Health care providers, regardless of their specialty, should proactively assess sexual health in women with breast cancer who are taking AIs because they may experience a decrease in quality of life and sexual functioning because of side effects from adjuvant endocrine therapy, typically AIs [7-9]. However, AIs are currently the first-line treatment for hormone receptor-positive tumors in postmenopausal women because of better cancer-related outcomes [4,28]. Research regarding the use of testosterone replacement in women with breast cancer who take AIs is limited, and the findings from this pilot study suggest the use of 300 μg testosterone vaginal cream daily for 4 weeks reduces unpleasant urogenital and vaginal symptoms and improves related sexual health quality of life in women with breast cancer on AI therapy. However, these results should be viewed with caution because the small sample size may not accurately reflect statistical significance. Next, the pilot study revealed an unexpected secondary outcome regarding the discovery of G. vaginalis in several participants during the baseline assessment. The clinical assessment findings align with prior research suggesting that women with compromised ovarian functioning have an increased risk for developing a vaginal infection; as such, the presence of any vaginal infection must be ruled out prior to starting testosterone therapy [13-15]. Finally, vaginal testosterone may be a safe and efficacious alternative to estrogen in women suffering from the negative sexual side effects related to the use of AIs [25,26].

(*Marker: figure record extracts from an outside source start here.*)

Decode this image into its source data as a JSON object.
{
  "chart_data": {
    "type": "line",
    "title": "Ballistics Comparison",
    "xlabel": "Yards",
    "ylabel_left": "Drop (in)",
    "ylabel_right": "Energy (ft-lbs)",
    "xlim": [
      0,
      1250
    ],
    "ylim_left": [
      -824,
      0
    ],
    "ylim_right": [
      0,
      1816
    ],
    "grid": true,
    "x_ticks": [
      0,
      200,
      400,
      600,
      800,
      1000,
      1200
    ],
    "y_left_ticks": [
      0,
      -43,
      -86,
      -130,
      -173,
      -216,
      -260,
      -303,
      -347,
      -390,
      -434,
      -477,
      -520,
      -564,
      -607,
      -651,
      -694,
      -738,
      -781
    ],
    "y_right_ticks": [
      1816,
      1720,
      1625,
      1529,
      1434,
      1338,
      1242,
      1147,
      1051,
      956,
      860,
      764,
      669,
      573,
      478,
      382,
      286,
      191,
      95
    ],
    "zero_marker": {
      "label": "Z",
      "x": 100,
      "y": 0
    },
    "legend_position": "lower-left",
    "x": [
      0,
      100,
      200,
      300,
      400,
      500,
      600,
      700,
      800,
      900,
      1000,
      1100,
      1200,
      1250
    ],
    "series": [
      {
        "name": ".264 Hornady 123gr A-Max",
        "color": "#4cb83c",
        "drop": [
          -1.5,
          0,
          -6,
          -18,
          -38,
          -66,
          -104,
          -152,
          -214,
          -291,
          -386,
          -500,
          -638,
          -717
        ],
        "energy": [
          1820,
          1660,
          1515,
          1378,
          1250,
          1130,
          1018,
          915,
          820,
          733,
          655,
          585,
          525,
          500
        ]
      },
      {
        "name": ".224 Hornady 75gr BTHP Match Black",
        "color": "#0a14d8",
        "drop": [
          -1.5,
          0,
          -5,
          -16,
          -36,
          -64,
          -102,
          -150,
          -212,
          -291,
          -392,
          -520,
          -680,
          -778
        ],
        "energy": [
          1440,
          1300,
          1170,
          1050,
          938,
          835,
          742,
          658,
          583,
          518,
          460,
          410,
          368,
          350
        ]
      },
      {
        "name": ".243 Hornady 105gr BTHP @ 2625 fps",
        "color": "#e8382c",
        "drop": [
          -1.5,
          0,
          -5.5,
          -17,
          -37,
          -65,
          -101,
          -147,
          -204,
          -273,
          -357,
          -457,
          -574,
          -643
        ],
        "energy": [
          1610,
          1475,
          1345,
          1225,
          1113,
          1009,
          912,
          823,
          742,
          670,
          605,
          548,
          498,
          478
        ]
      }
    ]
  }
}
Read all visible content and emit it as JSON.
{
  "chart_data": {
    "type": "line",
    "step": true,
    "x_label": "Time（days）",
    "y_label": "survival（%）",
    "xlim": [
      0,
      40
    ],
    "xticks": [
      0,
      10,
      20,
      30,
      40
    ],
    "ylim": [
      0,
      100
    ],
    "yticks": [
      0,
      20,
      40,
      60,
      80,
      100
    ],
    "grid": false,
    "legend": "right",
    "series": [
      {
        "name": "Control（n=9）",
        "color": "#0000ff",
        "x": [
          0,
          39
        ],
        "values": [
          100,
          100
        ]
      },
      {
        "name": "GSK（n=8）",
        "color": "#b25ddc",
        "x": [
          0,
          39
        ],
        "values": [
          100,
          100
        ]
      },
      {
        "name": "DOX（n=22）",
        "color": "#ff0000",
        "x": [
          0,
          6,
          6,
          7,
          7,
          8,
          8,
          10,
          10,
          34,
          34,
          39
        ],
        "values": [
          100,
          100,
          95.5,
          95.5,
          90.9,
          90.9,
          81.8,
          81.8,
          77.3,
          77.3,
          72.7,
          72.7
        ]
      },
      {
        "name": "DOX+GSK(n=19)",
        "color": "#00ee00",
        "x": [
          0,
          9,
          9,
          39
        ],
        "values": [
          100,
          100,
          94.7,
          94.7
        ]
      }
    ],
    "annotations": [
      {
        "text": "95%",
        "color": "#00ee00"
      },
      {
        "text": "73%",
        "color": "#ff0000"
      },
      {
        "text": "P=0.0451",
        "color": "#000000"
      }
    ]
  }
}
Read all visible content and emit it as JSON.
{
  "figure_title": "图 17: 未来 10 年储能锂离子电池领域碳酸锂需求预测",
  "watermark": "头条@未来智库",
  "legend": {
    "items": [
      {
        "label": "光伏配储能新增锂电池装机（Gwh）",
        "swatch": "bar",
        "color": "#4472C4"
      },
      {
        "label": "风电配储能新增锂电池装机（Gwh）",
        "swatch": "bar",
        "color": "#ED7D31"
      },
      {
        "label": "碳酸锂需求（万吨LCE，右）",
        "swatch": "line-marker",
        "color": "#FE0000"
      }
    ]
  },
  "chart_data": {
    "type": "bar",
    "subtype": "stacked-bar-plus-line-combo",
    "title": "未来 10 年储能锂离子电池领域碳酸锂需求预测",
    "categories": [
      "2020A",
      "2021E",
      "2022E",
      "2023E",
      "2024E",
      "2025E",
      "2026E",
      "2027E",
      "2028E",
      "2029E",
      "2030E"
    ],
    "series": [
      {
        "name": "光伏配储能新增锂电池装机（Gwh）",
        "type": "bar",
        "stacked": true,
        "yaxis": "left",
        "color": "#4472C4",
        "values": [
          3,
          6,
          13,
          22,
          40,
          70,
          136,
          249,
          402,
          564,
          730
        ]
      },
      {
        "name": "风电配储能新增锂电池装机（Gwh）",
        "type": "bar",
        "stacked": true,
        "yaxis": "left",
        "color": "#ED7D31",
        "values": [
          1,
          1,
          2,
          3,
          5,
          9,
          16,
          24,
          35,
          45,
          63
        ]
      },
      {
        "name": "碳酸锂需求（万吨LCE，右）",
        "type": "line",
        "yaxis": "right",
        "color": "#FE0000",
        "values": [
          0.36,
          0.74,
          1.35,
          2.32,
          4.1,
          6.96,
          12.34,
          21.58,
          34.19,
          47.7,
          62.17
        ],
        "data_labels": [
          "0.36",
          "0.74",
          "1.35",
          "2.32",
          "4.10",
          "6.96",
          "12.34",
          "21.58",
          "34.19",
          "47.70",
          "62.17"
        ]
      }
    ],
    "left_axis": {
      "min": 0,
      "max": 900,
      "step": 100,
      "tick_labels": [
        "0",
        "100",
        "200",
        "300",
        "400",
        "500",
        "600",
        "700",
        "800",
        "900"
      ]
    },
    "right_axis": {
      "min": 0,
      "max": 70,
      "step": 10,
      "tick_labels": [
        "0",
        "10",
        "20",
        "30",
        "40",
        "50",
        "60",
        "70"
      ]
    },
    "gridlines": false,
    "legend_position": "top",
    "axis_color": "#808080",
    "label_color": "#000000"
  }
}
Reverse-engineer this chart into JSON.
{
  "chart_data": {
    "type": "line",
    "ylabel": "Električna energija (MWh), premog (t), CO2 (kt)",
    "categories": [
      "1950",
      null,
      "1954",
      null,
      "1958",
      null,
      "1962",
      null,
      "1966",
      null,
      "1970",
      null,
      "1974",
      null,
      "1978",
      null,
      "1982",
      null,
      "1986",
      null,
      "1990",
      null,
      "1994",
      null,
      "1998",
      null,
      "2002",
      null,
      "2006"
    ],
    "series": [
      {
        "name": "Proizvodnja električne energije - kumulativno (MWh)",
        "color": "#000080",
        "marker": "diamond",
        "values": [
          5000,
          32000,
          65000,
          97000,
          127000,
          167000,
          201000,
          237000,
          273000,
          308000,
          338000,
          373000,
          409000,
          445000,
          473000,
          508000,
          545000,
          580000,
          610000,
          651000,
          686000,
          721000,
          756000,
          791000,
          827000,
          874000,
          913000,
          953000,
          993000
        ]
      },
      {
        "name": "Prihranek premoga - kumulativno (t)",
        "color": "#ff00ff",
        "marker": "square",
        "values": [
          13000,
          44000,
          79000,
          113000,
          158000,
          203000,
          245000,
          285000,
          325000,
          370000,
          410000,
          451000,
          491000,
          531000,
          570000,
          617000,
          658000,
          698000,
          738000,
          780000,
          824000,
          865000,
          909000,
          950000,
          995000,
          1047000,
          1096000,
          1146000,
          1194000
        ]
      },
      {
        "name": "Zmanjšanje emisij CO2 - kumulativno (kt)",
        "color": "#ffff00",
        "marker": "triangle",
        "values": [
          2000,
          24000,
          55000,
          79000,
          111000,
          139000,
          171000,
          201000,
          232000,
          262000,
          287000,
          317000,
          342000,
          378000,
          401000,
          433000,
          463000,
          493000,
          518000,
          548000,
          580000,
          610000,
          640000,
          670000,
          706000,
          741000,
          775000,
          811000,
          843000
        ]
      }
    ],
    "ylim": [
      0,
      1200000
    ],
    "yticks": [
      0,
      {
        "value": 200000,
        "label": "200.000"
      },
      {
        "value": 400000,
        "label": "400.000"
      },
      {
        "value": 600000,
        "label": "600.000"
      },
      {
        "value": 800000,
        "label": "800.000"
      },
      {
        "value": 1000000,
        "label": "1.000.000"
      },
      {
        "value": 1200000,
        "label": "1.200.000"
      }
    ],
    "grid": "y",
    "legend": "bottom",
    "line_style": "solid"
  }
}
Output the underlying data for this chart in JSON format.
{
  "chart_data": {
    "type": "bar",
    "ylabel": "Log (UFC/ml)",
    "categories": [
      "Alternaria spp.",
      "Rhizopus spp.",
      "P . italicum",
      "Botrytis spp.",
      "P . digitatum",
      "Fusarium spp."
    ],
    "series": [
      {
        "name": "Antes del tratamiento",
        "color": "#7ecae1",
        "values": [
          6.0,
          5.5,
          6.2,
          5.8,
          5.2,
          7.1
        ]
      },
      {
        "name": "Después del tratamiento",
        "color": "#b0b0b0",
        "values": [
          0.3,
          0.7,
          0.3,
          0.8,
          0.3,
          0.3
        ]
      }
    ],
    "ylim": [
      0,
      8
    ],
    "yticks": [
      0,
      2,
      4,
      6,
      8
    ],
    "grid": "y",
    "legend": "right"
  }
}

Limitations of this pilot study included the narrow time frame for enrollment and follow-up, the exclusion of surgically menopausal women under the age of 50, and the presence of recurrent G. vaginalis. The small sample size was another limitation; however, the purpose of conducting a pilot study is to critique the study procedure, identify problems with data collection, and improve the design for an expanded study [29]. Some patients declined participation in the study because of the traveling distance for study visits. Other patients declined participation because they identified situational factors that would likely inhibit sexual activity during the 4-week study. The situational factors included caring for a daughter with poor health, no sexual activity due to a long-distance relationship, and a second surgery for breast reconstruction had been scheduled during the enrollment time frame. The following potential threats to validity were identified: participants may not represent women with breast cancer who take AIs in the general population; sexual functioning may have been affected by history or events such as relationship conflict, stress, or vacation; and non-adherence with using the vaginal testosterone cream as demonstrated and prescribed.

Conclusions

Sexual health is a state of physical, emotional, mental, and social well-being [30]. The domains of sexual functioning (desire, arousal, lubrication, orgasm, satisfaction, and pain) often do not occur as a single diagnosis [18]. Rather, each domain seems to have a “domino effect” in which multiple problems with sexual functioning can coexist [31]. It is not professional, compassionate, or ethical for health care providers to ignore or dismiss sexual functioning, and doing so omits total disease management [31,32]. In closing, women with breast cancer who experience symptoms of sexual dysfunction due to AI therapy need to know about evidence-based treatment options and possible unknown risks. Results from the current pilot study suggest that daily topical testosterone treatment may be an effective therapy to support sexual health quality of life for women with breast cancer who are on AI therapy. Future prospective studies with larger sample sizes and more age-inclusive criteria are needed to establish the safety and efficacy of testosterone use in women with breast cancer who take AIs and how it relates to sexual dysfunction.